To survive, they put out a superior product artistically, and even hire established Hollywood screenwriters to create story lines and dialog. Mays caters to the target audience of 15- to 35-year-old comic book buyers by offering virtually anything they might want, new or old.

"We carry everything from Little Lulu to the Freak Brothers. All the undergrounds — funny animal comics, Archie, romance, westerns, war — you name it. We have it."

Dynamic duo

Meanwhile, Mays' cartoonesque characteristics have not been lost on his wife, Kim, who was herself an avid comic book collector when two met in college in California two decades ago.

"He wore this dark raincoat," said Kim Mays, a massage therapist. "And he kind of lurked around. He was like the Black Spy in 'Spy vs Spy.' But, he was also a philosophy major — which, when you're a young college student, you find incredible."

Ted Mays is fascinated by the culture surrounding comics,

which he says began in 1939 with Action Comics No. 1, the first

Superman comic, and expanded two years later with the No. 1 issue of Batman.

"The whole culture is basically divided into two categories: Superman and Batman," said Mays, who has a master's degree in history from the University of Hawai'i.

One hero was from another planet with inherited superpowers. The other was a rich kid who had no superpowers who watched his parents get gunned down by a fiendish criminal.

"One represents idealism, and the other represents reality,"

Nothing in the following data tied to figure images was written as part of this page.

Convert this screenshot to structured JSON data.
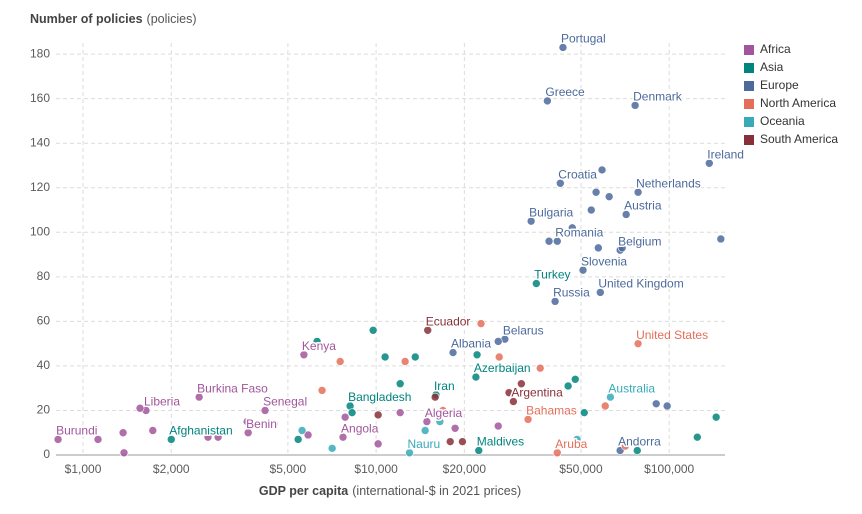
{
  "chart_data": {
    "type": "scatter",
    "y_label": "Number of policies",
    "y_unit": "(policies)",
    "x_label": "GDP per capita",
    "x_unit": "(international-$ in 2021 prices)",
    "x_scale": "log",
    "grid": true,
    "legend": "right",
    "xlim": [
      780,
      155000
    ],
    "xticks": [
      {
        "value": 1000,
        "label": "$1,000"
      },
      {
        "value": 2000,
        "label": "$2,000"
      },
      {
        "value": 5000,
        "label": "$5,000"
      },
      {
        "value": 10000,
        "label": "$10,000"
      },
      {
        "value": 20000,
        "label": "$20,000"
      },
      {
        "value": 50000,
        "label": "$50,000"
      },
      {
        "value": 100000,
        "label": "$100,000"
      }
    ],
    "ylim": [
      0,
      185
    ],
    "yticks": [
      0,
      20,
      40,
      60,
      80,
      100,
      120,
      140,
      160,
      180
    ],
    "series": [
      {
        "name": "Africa",
        "color": "#a2559c",
        "x": [
          822,
          1640,
          2490,
          5670,
          4180,
          3660,
          7710,
          14900,
          1125,
          1370,
          1380,
          1565,
          1730,
          2670,
          2890,
          3630,
          4490,
          5860,
          7840,
          10160,
          12080,
          18600,
          26100
        ],
        "values": [
          7,
          20,
          26,
          45,
          20,
          10,
          8,
          15,
          7,
          10,
          1,
          21,
          11,
          8,
          8,
          15,
          14,
          9,
          17,
          5,
          19,
          12,
          13
        ],
        "labels": [
          "Burundi",
          "Liberia",
          "Burkina Faso",
          "Kenya",
          "Senegal",
          "Benin",
          "Angola",
          "Algeria",
          null,
          null,
          null,
          null,
          null,
          null,
          null,
          null,
          null,
          null,
          null,
          null,
          null,
          null,
          null
        ]
      },
      {
        "name": "Asia",
        "color": "#00847e",
        "x": [
          2000,
          8150,
          16000,
          35200,
          21900,
          22400,
          6290,
          9770,
          10730,
          12080,
          13600,
          22100,
          47800,
          45200,
          51300,
          144600,
          124700,
          8280,
          5420,
          77800
        ],
        "values": [
          7,
          22,
          27,
          77,
          35,
          2,
          51,
          56,
          44,
          32,
          44,
          45,
          34,
          31,
          19,
          17,
          8,
          19,
          7,
          2
        ],
        "labels": [
          "Afghanistan",
          "Bangladesh",
          "Iran",
          "Turkey",
          "Azerbaijan",
          "Maldives",
          null,
          null,
          null,
          null,
          null,
          null,
          null,
          null,
          null,
          null,
          null,
          null,
          null,
          null
        ]
      },
      {
        "name": "Europe",
        "color": "#4c6a9c",
        "x": [
          43400,
          38400,
          76500,
          137000,
          42500,
          78300,
          71300,
          33800,
          41500,
          68000,
          50800,
          58200,
          40800,
          27500,
          18300,
          68000,
          150000,
          59000,
          56300,
          62400,
          54200,
          38300,
          46700,
          38900,
          57300,
          69100,
          26100,
          90300,
          98400
        ],
        "values": [
          183,
          159,
          157,
          131,
          122,
          118,
          108,
          105,
          96,
          92,
          83,
          73,
          69,
          52,
          46,
          2,
          97,
          128,
          118,
          116,
          110,
          109,
          102,
          96,
          93,
          93,
          51,
          23,
          22
        ],
        "labels": [
          "Portugal",
          "Greece",
          "Denmark",
          "Ireland",
          "Croatia",
          "Netherlands",
          "Austria",
          "Bulgaria",
          "Romania",
          "Belgium",
          "Slovenia",
          "United Kingdom",
          "Russia",
          "Belarus",
          "Albania",
          "Andorra",
          null,
          null,
          null,
          null,
          null,
          null,
          null,
          null,
          null,
          null,
          null,
          null,
          null
        ]
      },
      {
        "name": "North America",
        "color": "#e56e5a",
        "x": [
          78300,
          33000,
          41500,
          7540,
          6540,
          12560,
          22800,
          26300,
          36300,
          60500,
          16900,
          70800
        ],
        "values": [
          50,
          16,
          1,
          42,
          29,
          42,
          59,
          44,
          39,
          22,
          20,
          4
        ],
        "labels": [
          "United States",
          "Bahamas",
          "Aruba",
          null,
          null,
          null,
          null,
          null,
          null,
          null,
          null,
          null
        ]
      },
      {
        "name": "Oceania",
        "color": "#38aaba",
        "x": [
          63000,
          13000,
          5590,
          7080,
          14700,
          16500,
          48500
        ],
        "values": [
          26,
          1,
          11,
          3,
          11,
          15,
          7
        ],
        "labels": [
          "Australia",
          "Nauru",
          null,
          null,
          null,
          null,
          null
        ]
      },
      {
        "name": "South America",
        "color": "#883039",
        "x": [
          15000,
          29400,
          10160,
          15900,
          19700,
          31300,
          28400,
          17900
        ],
        "values": [
          56,
          24,
          18,
          26,
          6,
          32,
          28,
          6
        ],
        "labels": [
          "Ecuador",
          "Argentina",
          null,
          null,
          null,
          null,
          null,
          null
        ]
      }
    ]
  }
}
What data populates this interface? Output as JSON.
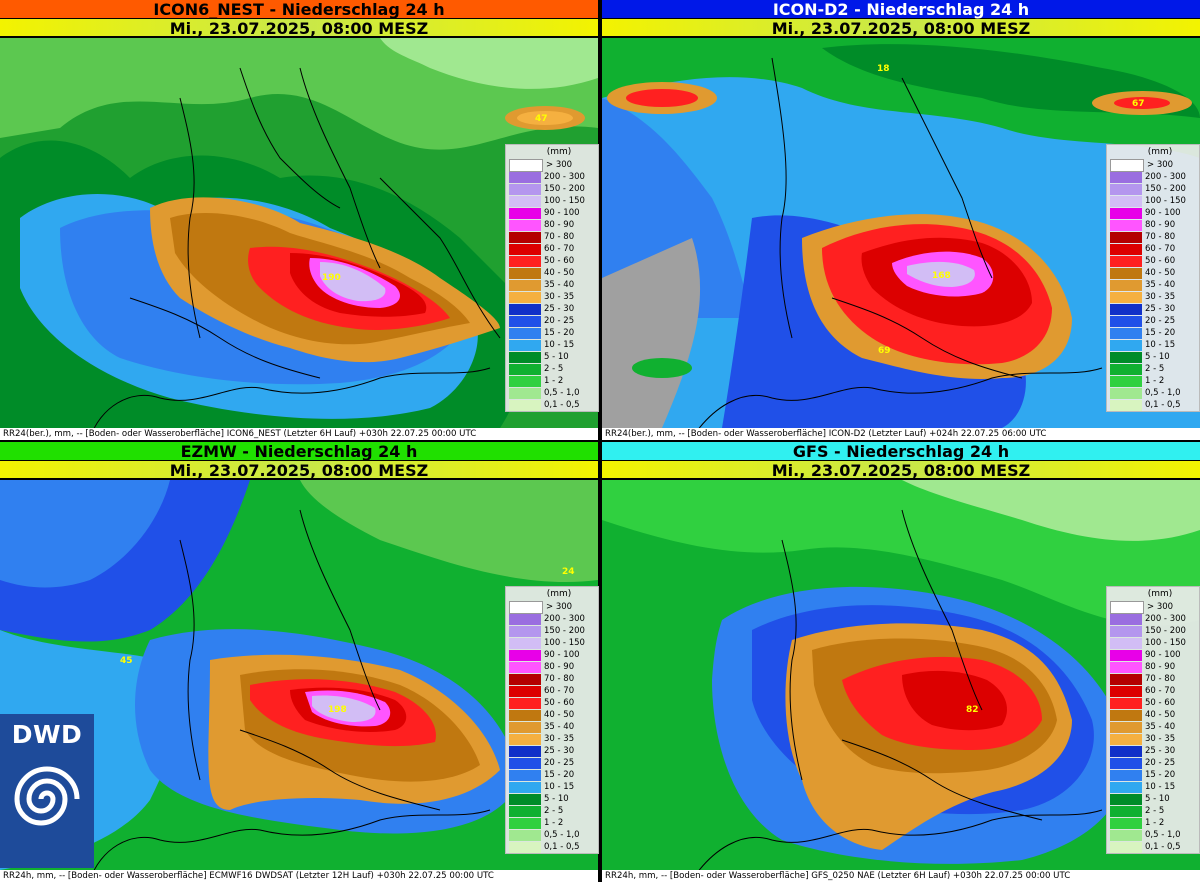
{
  "panels": [
    {
      "title": "ICON6_NEST - Niederschlag 24 h",
      "title_bg": "#ff5a00",
      "date": "Mi., 23.07.2025, 08:00 MESZ",
      "footer": "RR24(ber.), mm, -- [Boden- oder Wasseroberfläche] ICON6_NEST (Letzter  6H Lauf) +030h   22.07.25 00:00 UTC",
      "max_label": "190",
      "extra_labels": [
        "47"
      ]
    },
    {
      "title": "ICON-D2 - Niederschlag 24 h",
      "title_bg": "#0018e8",
      "date": "Mi., 23.07.2025, 08:00 MESZ",
      "footer": "RR24(ber.), mm, -- [Boden- oder Wasseroberfläche] ICON-D2 (Letzter Lauf) +024h   22.07.25 06:00 UTC",
      "max_label": "168",
      "extra_labels": [
        "67",
        "69",
        "18"
      ]
    },
    {
      "title": "EZMW - Niederschlag 24 h",
      "title_bg": "#20e000",
      "date": "Mi., 23.07.2025, 08:00 MESZ",
      "footer": "RR24h, mm, -- [Boden- oder Wasseroberfläche] ECMWF16 DWDSAT (Letzter 12H Lauf) +030h   22.07.25 00:00 UTC",
      "max_label": "198",
      "extra_labels": [
        "45",
        "24"
      ]
    },
    {
      "title": "GFS - Niederschlag 24 h",
      "title_bg": "#30f0f0",
      "date": "Mi., 23.07.2025, 08:00 MESZ",
      "footer": "RR24h, mm, -- [Boden- oder Wasseroberfläche] GFS_0250 NAE (Letzter  6H Lauf) +030h   22.07.25 00:00 UTC",
      "max_label": "82",
      "extra_labels": []
    }
  ],
  "legend": {
    "unit": "(mm)",
    "classes": [
      {
        "label": "> 300",
        "color": "#ffffff"
      },
      {
        "label": "200 - 300",
        "color": "#9a6ee0"
      },
      {
        "label": "150 - 200",
        "color": "#b496ee"
      },
      {
        "label": "100 - 150",
        "color": "#d2bdf5"
      },
      {
        "label": "90 - 100",
        "color": "#e800e8"
      },
      {
        "label": "80 - 90",
        "color": "#ff55ff"
      },
      {
        "label": "70 - 80",
        "color": "#b40000"
      },
      {
        "label": "60 - 70",
        "color": "#dc0000"
      },
      {
        "label": "50 - 60",
        "color": "#ff2020"
      },
      {
        "label": "40 - 50",
        "color": "#c07810"
      },
      {
        "label": "35 - 40",
        "color": "#e09a30"
      },
      {
        "label": "30 - 35",
        "color": "#f5b040"
      },
      {
        "label": "25 - 30",
        "color": "#1030c8"
      },
      {
        "label": "20 - 25",
        "color": "#2050e8"
      },
      {
        "label": "15 - 20",
        "color": "#3080f0"
      },
      {
        "label": "10 - 15",
        "color": "#30a8f0"
      },
      {
        "label": "5 - 10",
        "color": "#008c28"
      },
      {
        "label": "2 - 5",
        "color": "#10b030"
      },
      {
        "label": "1 - 2",
        "color": "#30d040"
      },
      {
        "label": "0,5 - 1,0",
        "color": "#a0e890"
      },
      {
        "label": "0,1 - 0,5",
        "color": "#d8f4c0"
      }
    ]
  },
  "logo": {
    "text": "DWD"
  }
}
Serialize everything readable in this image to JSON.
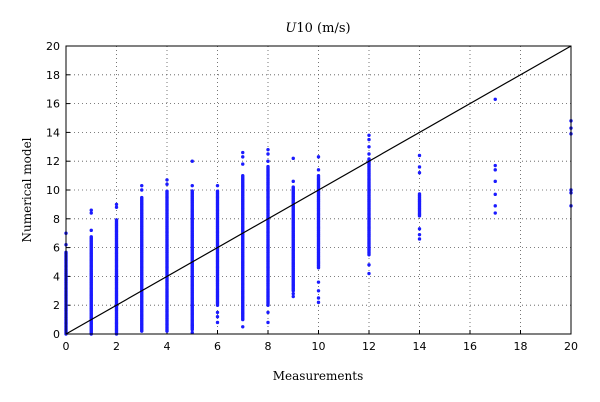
{
  "chart_data": {
    "type": "scatter",
    "title_prefix": "U",
    "title_suffix": "10 (m/s)",
    "xlabel": "Measurements",
    "ylabel": "Numerical model",
    "xlim": [
      0,
      20
    ],
    "ylim": [
      0,
      20
    ],
    "xticks": [
      "0",
      "2",
      "4",
      "6",
      "8",
      "10",
      "12",
      "14",
      "16",
      "18",
      "20"
    ],
    "yticks": [
      "0",
      "2",
      "4",
      "6",
      "8",
      "10",
      "12",
      "14",
      "16",
      "18",
      "20"
    ],
    "grid": true,
    "reference_line": [
      [
        0,
        0
      ],
      [
        20,
        20
      ]
    ],
    "colors": {
      "points": "#1a1aff",
      "line": "#000000"
    },
    "columns": [
      {
        "x": 0,
        "ymin": 0.0,
        "ymax": 5.7,
        "extra": [
          6.2,
          7.0
        ]
      },
      {
        "x": 1,
        "ymin": 0.0,
        "ymax": 6.8,
        "extra": [
          7.2,
          8.4,
          8.6
        ]
      },
      {
        "x": 2,
        "ymin": 0.0,
        "ymax": 8.0,
        "extra": [
          8.8,
          9.0
        ]
      },
      {
        "x": 3,
        "ymin": 0.2,
        "ymax": 9.5,
        "extra": [
          10.0,
          10.3
        ]
      },
      {
        "x": 4,
        "ymin": 0.2,
        "ymax": 10.0,
        "extra": [
          10.4,
          10.7
        ]
      },
      {
        "x": 5,
        "ymin": 0.3,
        "ymax": 10.0,
        "extra": [
          0.1,
          0.6,
          10.3,
          12.0
        ]
      },
      {
        "x": 6,
        "ymin": 2.0,
        "ymax": 10.0,
        "extra": [
          0.8,
          1.2,
          1.5,
          10.3
        ]
      },
      {
        "x": 7,
        "ymin": 1.0,
        "ymax": 11.0,
        "extra": [
          0.5,
          11.8,
          12.3,
          12.6
        ]
      },
      {
        "x": 8,
        "ymin": 2.0,
        "ymax": 11.7,
        "extra": [
          0.8,
          1.5,
          12.0,
          12.5,
          12.8
        ]
      },
      {
        "x": 9,
        "ymin": 3.0,
        "ymax": 10.2,
        "extra": [
          2.6,
          2.8,
          10.6,
          12.2
        ]
      },
      {
        "x": 10,
        "ymin": 4.6,
        "ymax": 11.0,
        "extra": [
          2.2,
          2.5,
          3.0,
          3.6,
          11.4,
          12.3
        ]
      },
      {
        "x": 12,
        "ymin": 5.5,
        "ymax": 12.2,
        "extra": [
          4.2,
          4.8,
          12.5,
          13.0,
          13.5,
          13.8
        ]
      },
      {
        "x": 14,
        "ymin": 8.2,
        "ymax": 9.8,
        "extra": [
          6.6,
          6.9,
          7.3,
          11.2,
          11.6,
          12.4
        ]
      },
      {
        "x": 17,
        "ymin": 8.4,
        "ymax": 8.4,
        "extra": [
          8.9,
          9.7,
          10.6,
          11.4,
          11.7,
          16.3
        ]
      },
      {
        "x": 20,
        "ymin": 8.9,
        "ymax": 8.9,
        "extra": [
          9.8,
          10.0,
          13.9,
          14.3,
          14.8
        ]
      }
    ]
  }
}
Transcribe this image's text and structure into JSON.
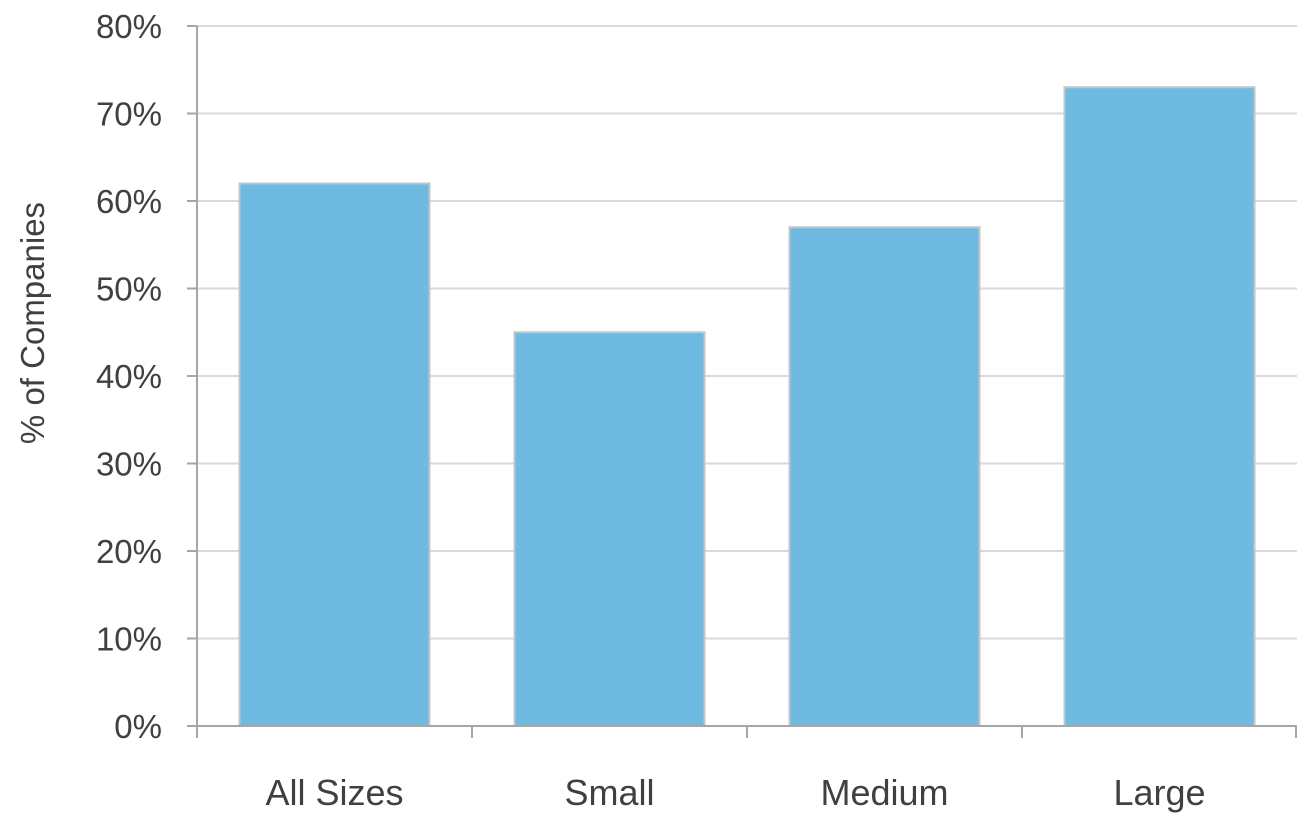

said Mays. "Like the characters themselves, comic book collectors usually fall into one camp or the other.

"I think I've been more influenced by negative role models than positive. But I identify with Superman. I guess I have a lot of bad examples from which to lead my life in an opposite direction."

And if he hasn't exactly waged a never-ending battle for truth, justice and the American way, he has at least made life more interesting for Island comic collectors. Plus, he gets to do what most kids only dream about — collect comic books for fun and profit.

"I'm grateful," he said with a cartoon smile. "Just think, I could have ended up as a doctor, or lawyer."